User inference instances are production-ish serving endpoints — they're designed to keep running until your balance hits zero, unlike GPU instances which auto-stop at a fixed duration. Here's the full billing and lifecycle model.

The 24h hold model

At launch, EcoLink places a 24-hour credit hold:

hold_amount = hourly_rate × gpu_count × total_replicas × 24

total_replicas is determined by your model's source — 2 replicas across 2 regions (HuggingFace / platform-model-based) or 1 replica in the filesystem's region (shared-filesystem-backed). The launch dialog shows the per-GPU rate and the total hold for your selection.

  • The hold comes out of your available balance immediately
  • The hold is not "spent" — it's reserved. Actual spending is the real uptime × rate
  • Unused hold is refunded when the instance stops

If your balance is less than the initial hold, the launch fails with 402 Payment Required.
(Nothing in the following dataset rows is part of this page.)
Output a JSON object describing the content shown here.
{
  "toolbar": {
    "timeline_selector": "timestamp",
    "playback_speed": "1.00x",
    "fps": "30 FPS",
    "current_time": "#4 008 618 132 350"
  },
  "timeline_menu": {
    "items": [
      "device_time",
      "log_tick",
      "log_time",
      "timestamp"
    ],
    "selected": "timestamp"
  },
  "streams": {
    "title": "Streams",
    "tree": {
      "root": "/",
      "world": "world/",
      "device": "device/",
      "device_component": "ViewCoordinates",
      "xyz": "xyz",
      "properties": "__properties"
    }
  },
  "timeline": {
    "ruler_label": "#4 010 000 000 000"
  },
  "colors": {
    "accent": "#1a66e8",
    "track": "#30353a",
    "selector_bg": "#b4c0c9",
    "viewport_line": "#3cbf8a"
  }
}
Every 24 hours: renew or partial-hold

Every 24h of continuous running, EcoLink's billing worker settles the previous cycle and creates the next:

  1. Consume the old hold: compute actual cost for the past 24h, charge that from the hold, refund any unused portion.
  2. Try to create a new 24h hold:
    • If balance ≥ full hold: full 24h hold created, cycle continues normally.
    • If balance < full hold but > $0: partial hold — whatever the balance covers. Example: balance $72, full hold would be $307.60 → partial 5.6h hold created with all $72 held. A warning notification is sent: "$X credit can cover Y more hours. Recharge to continue."
    • If balance = $0: instance is stopped, pods killed, termination_reason = 'credit_depleted', notification: "Instance terminated: credit balance depleted."

The cycle is autonomous — you don't have to press anything to keep it running. Just keep the balance topped up.

Ledger rows per cycle

Each 24h cycle generates visible ledger entries on the Billing page:

RowDescription
refund +$unusedRefund of unused portion of the old hold (only if any was unused)
gpu_usage -$overageExtra charge if the hold wasn't enough (rare)
gpu_usage -$next_holdThe new 24h prepay hold (full or partial)

If an instance ran for exactly 24h with 100% utilization, you'd see only the gpu_usage -$next_hold row — no refund, no overage.

See Balance and transactions for more on reading the ledger.

Warnings as balance runs low

As your balance approaches zero (with one or more running instances), EcoLink sends progressive notifications based on burn rate (sum of hourly rates for all your running resources):

  • 60 min remaining — warning
  • 30 min remaining — warning
  • 20 min remaining — warning
  • 10 min remaining — critical
  • 5 min remaining — critical
  • 3 min remaining — critical
  • 1 min remaining — critical

Notifications appear on the bell icon in the console. These give you time to adjust usage before things get terminated.

Terminating an instance manually

If you want to stop before running out of balance:

  1. Console → Model Instances → click instance → Terminate.
  2. Confirm.

The pods are killed across all regions, the hold is consumed up to actual uptime, unused hold is refunded.

Or via API:

curl https://api.ecohash.com/inference-instances/142 \
-X DELETE \
-H "Authorization: Bearer eco_YOUR_KEY"

Deleting a registered model

You can delete a registered model from the Registry, but only if no running inference instance references it. Delete the instance first, then the model.

Edge cases

What if my account runs out of balance mid-cycle? The instance runs until the partial hold is consumed, then stops. You see the timeline in Messages and in the Billing transaction history.

What if I pause my account (no activity for a week)? If the instance is running, it keeps running and billing. To pause cost, terminate the instance — the registered model entry stays, and you can re-launch with the same config when ready.

What if one region fails but others are healthy? Traffic automatically fails over to healthy regions (see Calling your endpoint). Billing continues per running pod in each region.